Alcides Rossi (1 January 1927) is an Argentine double bass player, known for his involvement in notable tango orchestras.

== Life ==
Alcides Rossi was born into a family of musicians: his father was the renowned double bass player Aniceto Rossi, and he received his first double bass lessons from him, as well as from other members of his family.

=== Professional career ===
He made his professional debut in Cristóbal Herreros' orchestra and later joined ensembles led by Alfredo Gobbi, Florindo Sassone, José Basso, and Alberto Morán (under the musical direction of Armando Cupo). He also accompanied Nelly Omar in performances on Radio El Mundo.

He was later invited by Aníbal Troilo to replace the double bass player Kicho Díaz. During this period, he was part of the trio Los Modernos, along with Osvaldo Berlingieri and Alberto García, recording with the singer Roberto Goyeneche.

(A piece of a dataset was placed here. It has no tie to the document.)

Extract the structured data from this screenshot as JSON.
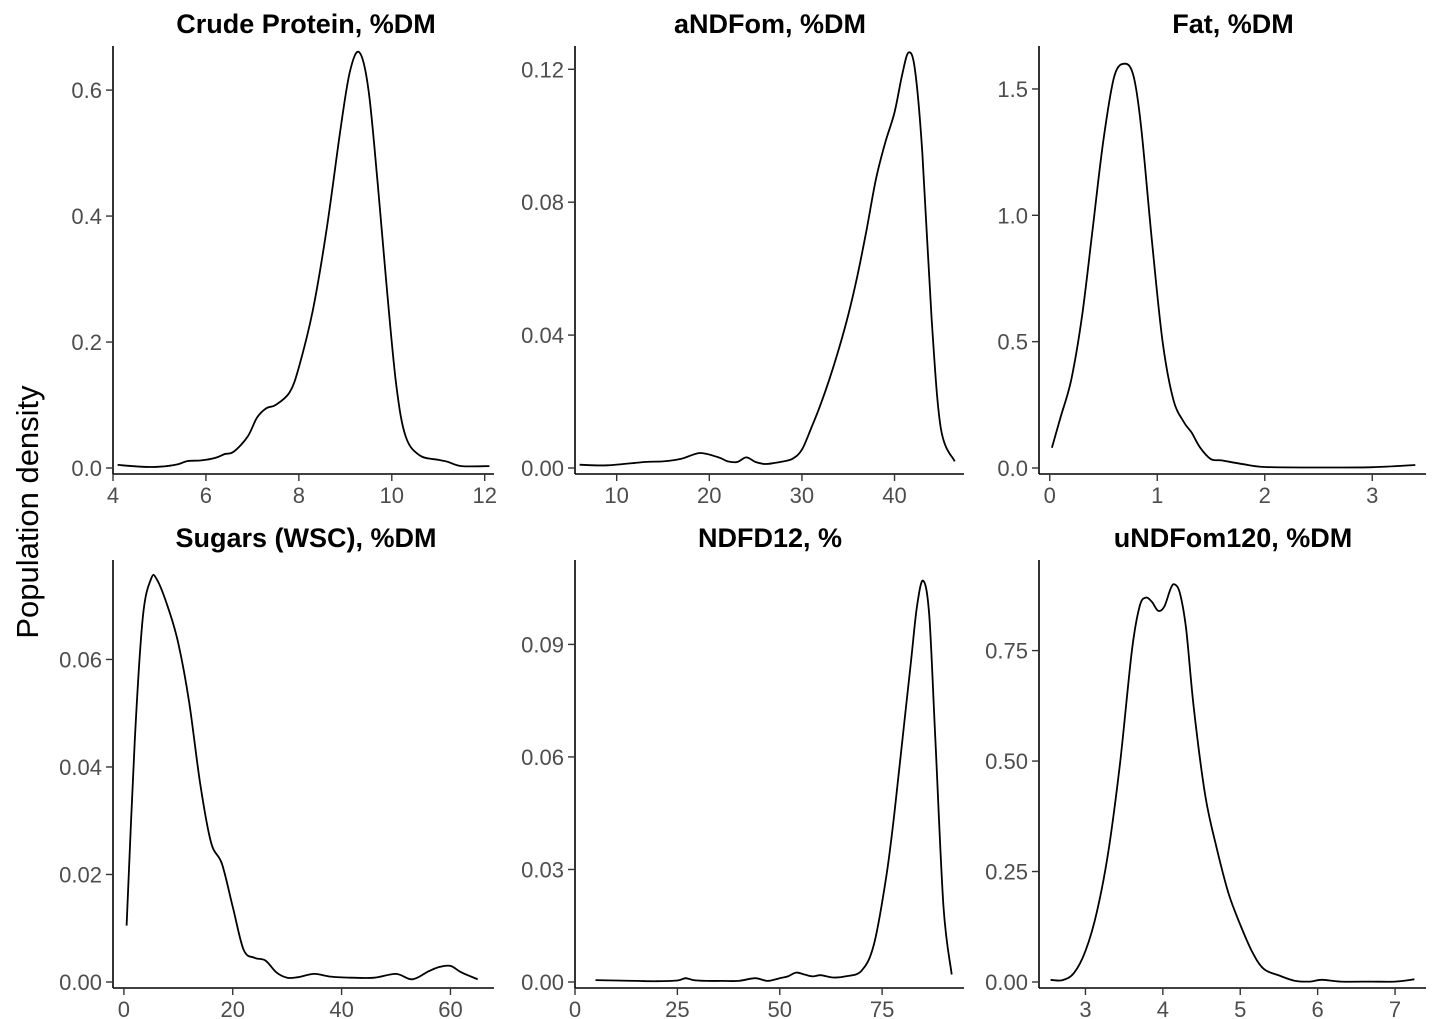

=== Osvaldo Pugliese's orchestra ===
In 1960, after his father's retirement, Alcides was invited by Osvaldo Pugliese to join his orchestra. He made his debut in the city of Rosario. He contributed to a distinctive style within the ensemble, characterized by strict rhythm, bow strikes against the body of the double bass, and solo passages. He recorded tangos such as Canaro en París (1965), La mariposa(1966), and Bandoneón arrabalero.

=== Sexteto Tango ===
In March 1968, together with Osvaldo Ruggiero, Julián Plaza, Víctor Lavallén, Oscar Herrero, Emilio Balcarce, and singer Jorge Maciel, he founded the Sexteto Tango. The group aimed to continue Pugliese's style in a smaller ensemble format. They went on international tours, recorded several LPs for RCA Victor, and their activity came to an end with the passing of several members.

== Later career ==
During the 1990s, he was invited by Luis Stazo and José Libertella for a European tour with the Sexteto Mayor. He also took part in projects led by Julián Plaza and Víctor Lavallén, and joined the Tango School Orchestra as a guest instructor.

In 2007, The Argentine Tango Society premiered a documentary titled Alcides y Aniceto. Los Rossi, un siglo de Tango, dedicated to the lives of Alcides Rossi and his father.